WILDESHAUSEN - Das gemeinsame Fuß-ballerlebnis zog die Menschen ins Festzelt auf den Gildeplatz. Die weiteren WM-Spiele werden auf dem Marktplatz übertragen.

Von Daniela Dinstbier

WILDESHAUSEN - „Diesem besonderen Ereignis muss man einen besonderen Rahmen geben.“ Deshalb hatten Thomas Zingler und Sascha Ohmstede beschlossen, das Eröffnungsspiel der Fußball-WM im Gildefestzelt zu gucken. Mit Fahnen, Hüten und Trikots ausgerüstet nutzten gestern Abend nach Polizeiangaben rund 1000 Wildeshauser die Möglichkeit des gemeinsamen, friedlichen Erlebnisses.
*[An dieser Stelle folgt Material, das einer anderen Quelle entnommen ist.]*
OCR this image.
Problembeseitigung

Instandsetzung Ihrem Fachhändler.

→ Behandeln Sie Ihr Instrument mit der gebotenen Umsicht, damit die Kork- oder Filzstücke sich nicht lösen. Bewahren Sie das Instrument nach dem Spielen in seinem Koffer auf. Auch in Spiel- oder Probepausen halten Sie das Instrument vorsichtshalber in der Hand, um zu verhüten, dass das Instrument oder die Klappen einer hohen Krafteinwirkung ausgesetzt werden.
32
Vor allen Familien und Jugendliche hatten sich auf den Weg zum Gildeplatz gemacht. Auf zwei großen Leinwänden, die von jedem Winkel des Zeltes gut zu sehen waren, konnten sie den 4:2-Erfolg der deutschen Elf gegen Costa Rica bejubeln. Bereits beim Abspielen der deutschen Nationalhymne sangen viele im Stehen mit. Als dann bereits in der 4. Spielminute ein Schuss des Bremers Torsten Frings das Tor nur knapp verfehlte, hielt es die Zuschauer nicht mehr auf den Bänken. Knapp zwei Minuten später lohnte sich der Jubel: Philipp Lahm schoss das erste Tor der WM und brachte Deutschland in Führung. Im Zelt wog ein schwarz-rot-goldenes Fahnenmeer.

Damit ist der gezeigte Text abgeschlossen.